В общем, два мешка и жемчуг семейство прибрежников заготовило без особого труда и когда по осени за ними пришли «…эти самые, которые себя аиотееками кличут», расставание с товаром особой трагедией не стало… Вот только племянницу жалко. Она как раз в возраст замужества вошла. Можно было бы на нее, небось, целую сеть или стопку шкур — лодку починить—выменять. А тут просто так забрали. Разве что, моток шнура да пару крючьев отдали… так ведь это же почитай что и ничего. Зато повелели на следующий год уже три мешка рыбы и полного человека жемчуга и еще две руки заготовить. И сказали, что коли будут местные жители шибко стараться, они еще товаров привезут и будут на жемчуг выменивать.

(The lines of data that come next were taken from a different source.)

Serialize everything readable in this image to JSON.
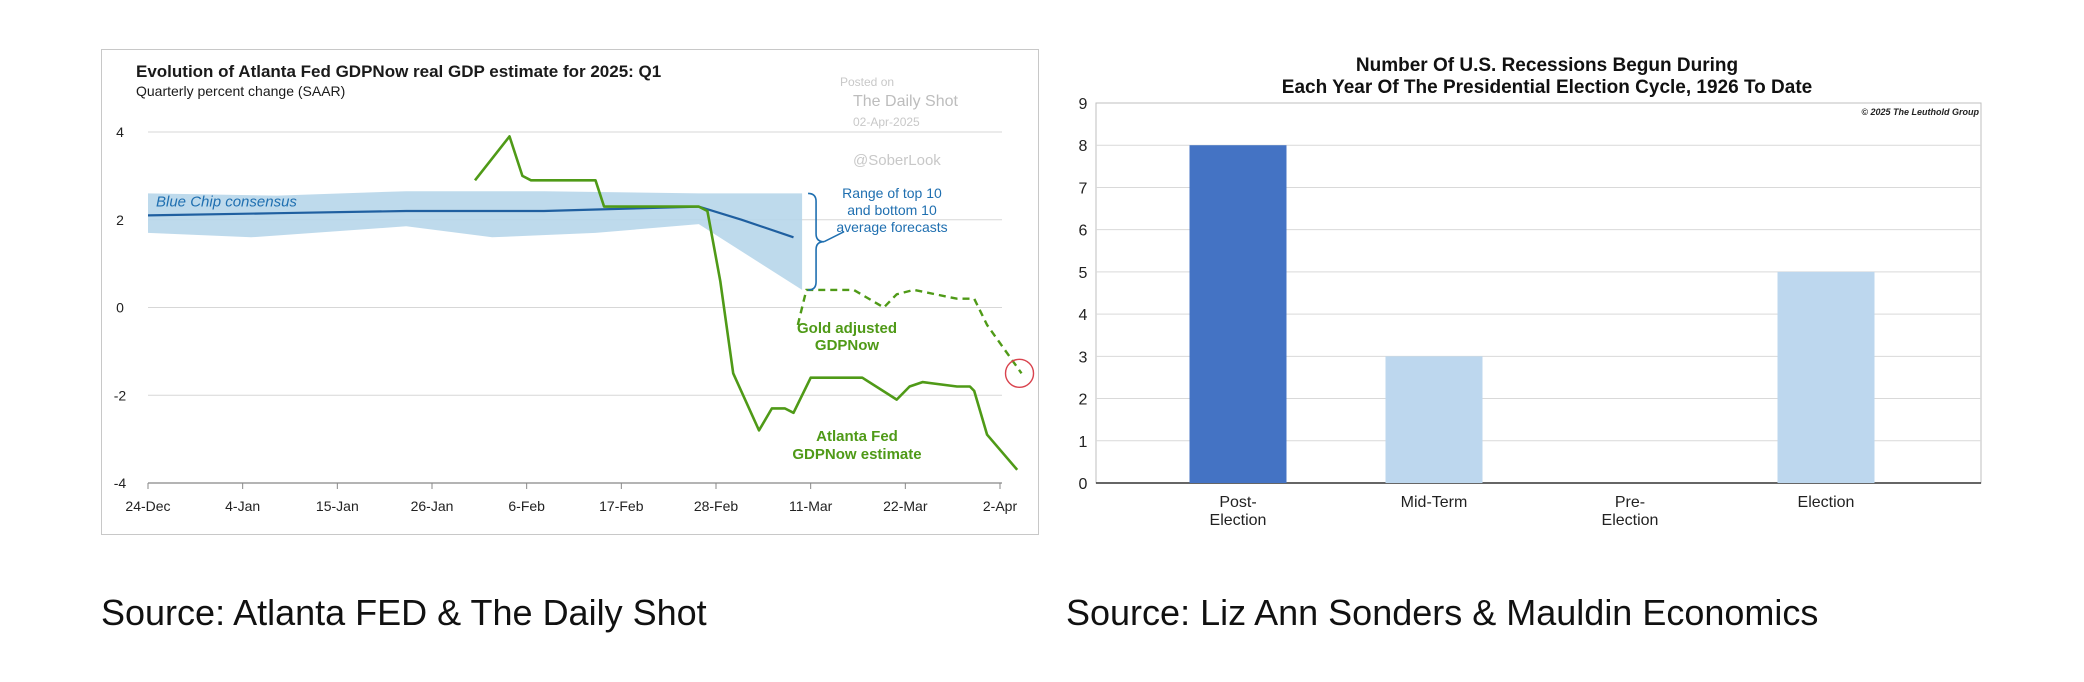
{
  "sources": {
    "left": "Source: Atlanta FED & The Daily Shot",
    "right": "Source: Liz Ann Sonders & Mauldin Economics"
  },
  "chart_data": [
    {
      "type": "line",
      "title": "Evolution of Atlanta Fed GDPNow real GDP estimate for 2025: Q1",
      "subtitle": "Quarterly percent change (SAAR)",
      "watermark": {
        "posted_on": "Posted on",
        "outlet": "The Daily Shot",
        "date": "02-Apr-2025",
        "handle": "@SoberLook"
      },
      "xlabel": "",
      "ylabel": "",
      "ylim": [
        -4,
        4
      ],
      "yticks": [
        "4",
        "2",
        "0",
        "-2",
        "-4"
      ],
      "xticks": [
        "24-Dec",
        "4-Jan",
        "15-Jan",
        "26-Jan",
        "6-Feb",
        "17-Feb",
        "28-Feb",
        "11-Mar",
        "22-Mar",
        "2-Apr"
      ],
      "xticks_day": [
        0,
        11,
        22,
        33,
        44,
        55,
        66,
        77,
        88,
        99
      ],
      "grid": true,
      "colors": {
        "consensus": "#1f5fa0",
        "band": "#b7d6ea",
        "gdpnow": "#4f9a17",
        "gold_adjusted": "#4f9a17",
        "marker": "#d9434e",
        "annotation": "#1f6fb0"
      },
      "series": [
        {
          "name": "Blue Chip consensus",
          "style": "solid",
          "points": [
            [
              0,
              2.1
            ],
            [
              15,
              2.15
            ],
            [
              30,
              2.2
            ],
            [
              46,
              2.2
            ],
            [
              64,
              2.3
            ],
            [
              69,
              2.0
            ],
            [
              75,
              1.6
            ]
          ]
        },
        {
          "name": "Range of top 10 and bottom 10 average forecasts",
          "style": "band",
          "upper": [
            [
              0,
              2.6
            ],
            [
              15,
              2.55
            ],
            [
              30,
              2.65
            ],
            [
              46,
              2.65
            ],
            [
              64,
              2.6
            ],
            [
              76,
              2.6
            ]
          ],
          "lower": [
            [
              0,
              1.7
            ],
            [
              12,
              1.6
            ],
            [
              30,
              1.85
            ],
            [
              40,
              1.6
            ],
            [
              52,
              1.7
            ],
            [
              64,
              1.9
            ],
            [
              76,
              0.4
            ]
          ]
        },
        {
          "name": "Atlanta Fed GDPNow estimate",
          "style": "solid",
          "points": [
            [
              38,
              2.9
            ],
            [
              42,
              3.9
            ],
            [
              43.5,
              3.0
            ],
            [
              44.5,
              2.9
            ],
            [
              52,
              2.9
            ],
            [
              53,
              2.3
            ],
            [
              64,
              2.3
            ],
            [
              65,
              2.2
            ],
            [
              66.5,
              0.6
            ],
            [
              68,
              -1.5
            ],
            [
              71,
              -2.8
            ],
            [
              72.5,
              -2.3
            ],
            [
              74,
              -2.3
            ],
            [
              75,
              -2.4
            ],
            [
              77,
              -1.6
            ],
            [
              83,
              -1.6
            ],
            [
              87,
              -2.1
            ],
            [
              88.5,
              -1.8
            ],
            [
              90,
              -1.7
            ],
            [
              94,
              -1.8
            ],
            [
              95.5,
              -1.8
            ],
            [
              96,
              -1.9
            ],
            [
              97.5,
              -2.9
            ],
            [
              101,
              -3.7
            ]
          ]
        },
        {
          "name": "Gold adjusted GDPNow",
          "style": "dashed",
          "points": [
            [
              75.5,
              -0.4
            ],
            [
              76.5,
              0.4
            ],
            [
              82,
              0.4
            ],
            [
              85.5,
              0.0
            ],
            [
              87,
              0.3
            ],
            [
              89,
              0.4
            ],
            [
              94,
              0.2
            ],
            [
              96,
              0.2
            ],
            [
              97.5,
              -0.4
            ],
            [
              101.5,
              -1.5
            ]
          ]
        }
      ],
      "annotations": {
        "consensus_label": "Blue Chip consensus",
        "range_label": [
          "Range of top 10",
          "and bottom 10",
          "average forecasts"
        ],
        "gold_label": [
          "Gold adjusted",
          "GDPNow"
        ],
        "gdpnow_label": [
          "Atlanta Fed",
          "GDPNow estimate"
        ]
      }
    },
    {
      "type": "bar",
      "title": [
        "Number Of U.S. Recessions Begun During",
        "Each Year Of The Presidential Election Cycle, 1926 To Date"
      ],
      "copyright": "© 2025 The Leuthold Group",
      "categories": [
        [
          "Post-",
          "Election"
        ],
        [
          "Mid-Term"
        ],
        [
          "Pre-",
          "Election"
        ],
        [
          "Election"
        ]
      ],
      "values": [
        8,
        3,
        0,
        5
      ],
      "ylim": [
        0,
        9
      ],
      "yticks": [
        "0",
        "1",
        "2",
        "3",
        "4",
        "5",
        "6",
        "7",
        "8",
        "9"
      ],
      "xlabel": "",
      "ylabel": "",
      "grid": true,
      "colors": {
        "highlight": "#4473c4",
        "bar": "#bdd7ee",
        "grid": "#d9d9d9"
      },
      "highlight_index": 0
    }
  ]
}
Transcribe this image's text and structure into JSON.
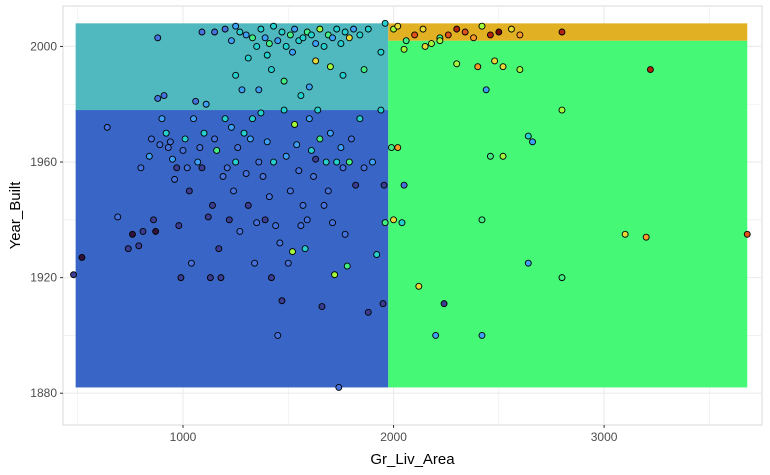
{
  "chart_data": {
    "type": "scatter",
    "title": "",
    "xlabel": "Gr_Liv_Area",
    "ylabel": "Year_Built",
    "xlim": [
      430,
      3750
    ],
    "ylim": [
      1869,
      2014
    ],
    "x_ticks": [
      1000,
      2000,
      3000
    ],
    "y_ticks": [
      1880,
      1920,
      1960,
      2000
    ],
    "x_tick_labels": [
      "1000",
      "2000",
      "3000"
    ],
    "y_tick_labels": [
      "1880",
      "1920",
      "1960",
      "2000"
    ],
    "grid": true,
    "legend": "none",
    "background": "#ffffff",
    "grid_color": "#ebebeb",
    "regions": [
      {
        "x": [
          490,
          1975
        ],
        "y": [
          1882,
          1978
        ],
        "color": "#3966C6"
      },
      {
        "x": [
          490,
          1975
        ],
        "y": [
          1978,
          2008
        ],
        "color": "#4FB9BF"
      },
      {
        "x": [
          1975,
          3680
        ],
        "y": [
          1882,
          2002
        ],
        "color": "#45F876"
      },
      {
        "x": [
          1975,
          3680
        ],
        "y": [
          2002,
          2008
        ],
        "color": "#E2B123"
      }
    ],
    "point_colors": [
      "#30123B",
      "#3B3D93",
      "#4572DD",
      "#3EA0F7",
      "#26D0CF",
      "#44EE85",
      "#A2FC3C",
      "#E8D838",
      "#F99A2B",
      "#E0501A",
      "#B2230D",
      "#7A0403"
    ],
    "points": [
      [
        480,
        1921,
        1
      ],
      [
        520,
        1927,
        0
      ],
      [
        640,
        1972,
        2
      ],
      [
        690,
        1941,
        2
      ],
      [
        740,
        1930,
        1
      ],
      [
        760,
        1935,
        0
      ],
      [
        790,
        1931,
        1
      ],
      [
        800,
        1958,
        2
      ],
      [
        810,
        1936,
        1
      ],
      [
        840,
        1962,
        3
      ],
      [
        850,
        1968,
        2
      ],
      [
        860,
        1940,
        1
      ],
      [
        870,
        1936,
        0
      ],
      [
        880,
        2003,
        2
      ],
      [
        880,
        1982,
        2
      ],
      [
        890,
        1966,
        2
      ],
      [
        900,
        1975,
        3
      ],
      [
        910,
        1983,
        2
      ],
      [
        920,
        1970,
        4
      ],
      [
        930,
        1965,
        2
      ],
      [
        940,
        1967,
        2
      ],
      [
        950,
        1961,
        3
      ],
      [
        960,
        1954,
        2
      ],
      [
        970,
        1958,
        1
      ],
      [
        980,
        1938,
        1
      ],
      [
        990,
        1920,
        1
      ],
      [
        1000,
        1964,
        2
      ],
      [
        1010,
        1968,
        4
      ],
      [
        1020,
        1958,
        2
      ],
      [
        1030,
        1950,
        1
      ],
      [
        1040,
        1925,
        2
      ],
      [
        1050,
        1975,
        3
      ],
      [
        1060,
        1981,
        2
      ],
      [
        1070,
        1960,
        3
      ],
      [
        1080,
        1965,
        2
      ],
      [
        1090,
        1958,
        1
      ],
      [
        1100,
        1970,
        4
      ],
      [
        1110,
        1980,
        3
      ],
      [
        1120,
        1941,
        1
      ],
      [
        1130,
        1920,
        1
      ],
      [
        1140,
        1945,
        1
      ],
      [
        1150,
        1968,
        2
      ],
      [
        1160,
        1964,
        5
      ],
      [
        1170,
        1930,
        1
      ],
      [
        1180,
        1920,
        1
      ],
      [
        1190,
        1955,
        2
      ],
      [
        1200,
        1975,
        4
      ],
      [
        1210,
        1958,
        2
      ],
      [
        1220,
        1940,
        1
      ],
      [
        1230,
        1972,
        3
      ],
      [
        1240,
        1950,
        2
      ],
      [
        1250,
        1960,
        4
      ],
      [
        1260,
        1965,
        2
      ],
      [
        1270,
        1936,
        2
      ],
      [
        1280,
        1985,
        3
      ],
      [
        1290,
        1970,
        4
      ],
      [
        1300,
        1956,
        2
      ],
      [
        1310,
        1945,
        1
      ],
      [
        1320,
        1968,
        3
      ],
      [
        1330,
        1975,
        4
      ],
      [
        1340,
        1925,
        2
      ],
      [
        1350,
        1939,
        2
      ],
      [
        1360,
        1960,
        2
      ],
      [
        1370,
        1977,
        4
      ],
      [
        1380,
        1955,
        2
      ],
      [
        1390,
        1940,
        1
      ],
      [
        1400,
        1967,
        3
      ],
      [
        1410,
        1948,
        2
      ],
      [
        1420,
        1920,
        1
      ],
      [
        1430,
        1960,
        4
      ],
      [
        1440,
        1938,
        2
      ],
      [
        1450,
        1900,
        2
      ],
      [
        1460,
        1932,
        2
      ],
      [
        1470,
        1912,
        1
      ],
      [
        1480,
        1978,
        4
      ],
      [
        1490,
        1962,
        3
      ],
      [
        1500,
        1925,
        2
      ],
      [
        1510,
        1950,
        2
      ],
      [
        1520,
        1929,
        6
      ],
      [
        1530,
        1973,
        6
      ],
      [
        1540,
        1966,
        3
      ],
      [
        1550,
        1957,
        2
      ],
      [
        1560,
        1938,
        2
      ],
      [
        1570,
        1945,
        2
      ],
      [
        1580,
        1930,
        4
      ],
      [
        1590,
        1940,
        2
      ],
      [
        1600,
        1975,
        3
      ],
      [
        1610,
        1964,
        4
      ],
      [
        1620,
        1955,
        2
      ],
      [
        1630,
        1961,
        1
      ],
      [
        1640,
        1978,
        4
      ],
      [
        1650,
        1968,
        5
      ],
      [
        1660,
        1910,
        1
      ],
      [
        1670,
        1945,
        2
      ],
      [
        1680,
        1960,
        4
      ],
      [
        1690,
        1950,
        2
      ],
      [
        1700,
        1970,
        3
      ],
      [
        1710,
        1939,
        2
      ],
      [
        1720,
        1921,
        6
      ],
      [
        1730,
        1960,
        4
      ],
      [
        1740,
        1882,
        2
      ],
      [
        1750,
        1965,
        3
      ],
      [
        1760,
        1958,
        2
      ],
      [
        1770,
        1935,
        2
      ],
      [
        1780,
        1924,
        5
      ],
      [
        1790,
        1960,
        5
      ],
      [
        1800,
        1968,
        2
      ],
      [
        1820,
        1952,
        1
      ],
      [
        1840,
        1975,
        4
      ],
      [
        1860,
        1958,
        2
      ],
      [
        1880,
        1908,
        1
      ],
      [
        1900,
        1960,
        3
      ],
      [
        1920,
        1928,
        4
      ],
      [
        1940,
        1978,
        4
      ],
      [
        1950,
        1911,
        1
      ],
      [
        1955,
        1952,
        1
      ],
      [
        1090,
        2005,
        2
      ],
      [
        1150,
        2005,
        2
      ],
      [
        1200,
        2006,
        2
      ],
      [
        1230,
        2002,
        3
      ],
      [
        1250,
        2007,
        3
      ],
      [
        1270,
        2005,
        4
      ],
      [
        1300,
        2004,
        3
      ],
      [
        1330,
        2003,
        5
      ],
      [
        1350,
        2000,
        4
      ],
      [
        1370,
        2006,
        4
      ],
      [
        1390,
        2003,
        3
      ],
      [
        1410,
        2001,
        5
      ],
      [
        1430,
        2007,
        4
      ],
      [
        1450,
        2002,
        3
      ],
      [
        1470,
        2005,
        4
      ],
      [
        1490,
        2000,
        4
      ],
      [
        1510,
        2004,
        5
      ],
      [
        1530,
        2006,
        3
      ],
      [
        1550,
        2002,
        4
      ],
      [
        1570,
        2003,
        4
      ],
      [
        1590,
        2005,
        5
      ],
      [
        1610,
        2004,
        4
      ],
      [
        1630,
        2001,
        3
      ],
      [
        1650,
        2006,
        6
      ],
      [
        1670,
        2000,
        4
      ],
      [
        1690,
        2004,
        5
      ],
      [
        1710,
        2003,
        3
      ],
      [
        1730,
        2006,
        4
      ],
      [
        1750,
        2001,
        4
      ],
      [
        1770,
        2005,
        4
      ],
      [
        1790,
        2003,
        7
      ],
      [
        1810,
        2006,
        3
      ],
      [
        1840,
        2004,
        4
      ],
      [
        1880,
        2006,
        4
      ],
      [
        1250,
        1990,
        4
      ],
      [
        1310,
        1996,
        4
      ],
      [
        1360,
        1985,
        3
      ],
      [
        1420,
        1992,
        4
      ],
      [
        1480,
        1988,
        5
      ],
      [
        1560,
        1983,
        4
      ],
      [
        1630,
        1995,
        7
      ],
      [
        1700,
        1993,
        6
      ],
      [
        1760,
        1990,
        4
      ],
      [
        1860,
        1992,
        5
      ],
      [
        1940,
        1998,
        4
      ],
      [
        1960,
        2008,
        4
      ],
      [
        1400,
        1997,
        4
      ],
      [
        1520,
        1998,
        3
      ],
      [
        1600,
        1986,
        3
      ],
      [
        2000,
        2006,
        6
      ],
      [
        2020,
        2007,
        7
      ],
      [
        2060,
        2002,
        5
      ],
      [
        2100,
        2004,
        9
      ],
      [
        2140,
        2006,
        7
      ],
      [
        2180,
        2001,
        6
      ],
      [
        2220,
        2003,
        5
      ],
      [
        2260,
        2004,
        9
      ],
      [
        2300,
        2006,
        10
      ],
      [
        2340,
        2005,
        9
      ],
      [
        2380,
        2003,
        8
      ],
      [
        2420,
        2007,
        6
      ],
      [
        2460,
        2004,
        10
      ],
      [
        2500,
        2005,
        11
      ],
      [
        2560,
        2006,
        7
      ],
      [
        2600,
        2004,
        8
      ],
      [
        2800,
        2005,
        10
      ],
      [
        2050,
        1999,
        6
      ],
      [
        2150,
        2000,
        7
      ],
      [
        2220,
        2002,
        6
      ],
      [
        2300,
        1994,
        6
      ],
      [
        2400,
        1993,
        8
      ],
      [
        2480,
        1995,
        7
      ],
      [
        2520,
        1993,
        7
      ],
      [
        2600,
        1992,
        6
      ],
      [
        3220,
        1992,
        10
      ],
      [
        2440,
        1985,
        3
      ],
      [
        1990,
        1965,
        5
      ],
      [
        2020,
        1965,
        8
      ],
      [
        2050,
        1952,
        2
      ],
      [
        2000,
        1940,
        7
      ],
      [
        2040,
        1939,
        4
      ],
      [
        2120,
        1917,
        7
      ],
      [
        2240,
        1911,
        1
      ],
      [
        2200,
        1900,
        3
      ],
      [
        2420,
        1900,
        3
      ],
      [
        2460,
        1962,
        5
      ],
      [
        2520,
        1962,
        6
      ],
      [
        2640,
        1969,
        4
      ],
      [
        2660,
        1967,
        3
      ],
      [
        2800,
        1978,
        6
      ],
      [
        2420,
        1940,
        5
      ],
      [
        3100,
        1935,
        7
      ],
      [
        3200,
        1934,
        8
      ],
      [
        3680,
        1935,
        9
      ],
      [
        2640,
        1925,
        3
      ],
      [
        2800,
        1920,
        5
      ],
      [
        1960,
        1939,
        5
      ]
    ]
  }
}
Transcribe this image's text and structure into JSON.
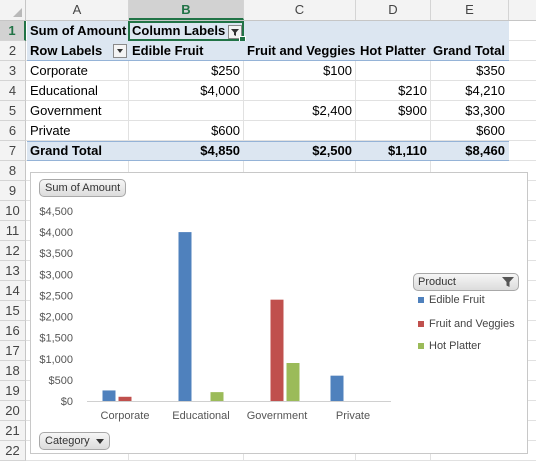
{
  "sheet": {
    "columns": [
      "A",
      "B",
      "C",
      "D",
      "E"
    ],
    "selected_column": "B",
    "rows": [
      "1",
      "2",
      "3",
      "4",
      "5",
      "6",
      "7",
      "8",
      "9",
      "10",
      "11",
      "12",
      "13",
      "14",
      "15",
      "16",
      "17",
      "18",
      "19",
      "20",
      "21",
      "22"
    ],
    "selected_row": "1"
  },
  "pivot": {
    "corner_label": "Sum of Amount",
    "column_labels": "Column Labels",
    "row_labels": "Row Labels",
    "headers": [
      "Edible Fruit",
      "Fruit and Veggies",
      "Hot Platter",
      "Grand Total"
    ],
    "rows": [
      {
        "label": "Corporate",
        "values": [
          "$250",
          "$100",
          "",
          "$350"
        ]
      },
      {
        "label": "Educational",
        "values": [
          "$4,000",
          "",
          "$210",
          "$4,210"
        ]
      },
      {
        "label": "Government",
        "values": [
          "",
          "$2,400",
          "$900",
          "$3,300"
        ]
      },
      {
        "label": "Private",
        "values": [
          "$600",
          "",
          "",
          "$600"
        ]
      }
    ],
    "grand_total": {
      "label": "Grand Total",
      "values": [
        "$4,850",
        "$2,500",
        "$1,110",
        "$8,460"
      ]
    }
  },
  "chart_data": {
    "type": "bar",
    "title": "",
    "field_buttons": {
      "values": "Sum of Amount",
      "axis": "Category",
      "legend": "Product"
    },
    "categories": [
      "Corporate",
      "Educational",
      "Government",
      "Private"
    ],
    "series": [
      {
        "name": "Edible Fruit",
        "color": "#4f81bd",
        "values": [
          250,
          4000,
          0,
          600
        ]
      },
      {
        "name": "Fruit and Veggies",
        "color": "#c0504d",
        "values": [
          100,
          0,
          2400,
          0
        ]
      },
      {
        "name": "Hot Platter",
        "color": "#9bbb59",
        "values": [
          0,
          210,
          900,
          0
        ]
      }
    ],
    "yticks": [
      "$0",
      "$500",
      "$1,000",
      "$1,500",
      "$2,000",
      "$2,500",
      "$3,000",
      "$3,500",
      "$4,000",
      "$4,500"
    ],
    "ylim": [
      0,
      4500
    ],
    "grid": false,
    "legend_position": "right"
  }
}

…И да, напоследок сказали, что коли приплывут люди, которые волосы над ушами выбривают, а оставшуюся посередь головы шевелюру торчком ставят… Вот чтобы с ними ни Бир’кек, ни кто из его семейства даже словом перемолвиться не смел. А иначе аиотееки про то спознают (а они точно спознают, потому как разве можно что скрыть от тех, кто даже демонов приручает?) и, короче, вырежут весь бир’кековкий род, включая того черноволосого младенца, что родился намедни у второй бир’кековой жены.
Поначалу-то он, Бир’кек, особого внимания на это не обратил — в жизни своей не видывал он таких странных людей с такими чудными прическами и очень шибко сумлевался, что когда-либо встретит. С таким же успехом ему могли запретить с говорящими рыбами беседовать или на летающих крокодилов охотиться.
А вот потом потянулись возвращенцы, а с ними и слухи про то, как какие-то очень-очень-очень злые парни наваляли аиотеекам люлей. Отобрав попутно у них весь скот и прочие богатства.
В общем, опять начал Бир’кек жить с оглядкой… теперь уже на море в ожидании плохих вестей и гребенчатоголовой нечисти, которая, видать, и впрямь чистый ужас, раз ее даже аиотееки боятся.
А буквально в начале месяца (это выходит, не далее чем дней десять назад) опять приезжал большой отряд этих бисовых аиотееков, да все сплошь на демонах. Останавливался во-о-он за теми холмами, но заодно уж навестил и Бир’кеково семейство чисто с дружеским визитом. Забрали по-дружески весь улов, ну и баб вниманием не обошли… тоже чисто по-дружески. И еще раз повторили свой строгий наказ: коли появится в окрестностях какая гребенчатая зараза — в гости ее не звать, новостями не обмениваться, а лучше садиться в лодочки да чесать в Змеиную Бухту, где теперь стоит большой поселок аиотееков, и доложить о незваных гостях… Даже награду за такое дело обещали!
…Так что садились бы вы мужики в свои лодки да валили бы куда подальше, потому как он, Бир’кек, к нашим разборкам с аиотееками никакого отношения не имеет и иметь не хочет и потому нехрен его под монастырь подводить! (А сам при этом на свои лодочки косится… То ли боится, что украдем, то ли прикидывает насчет награды).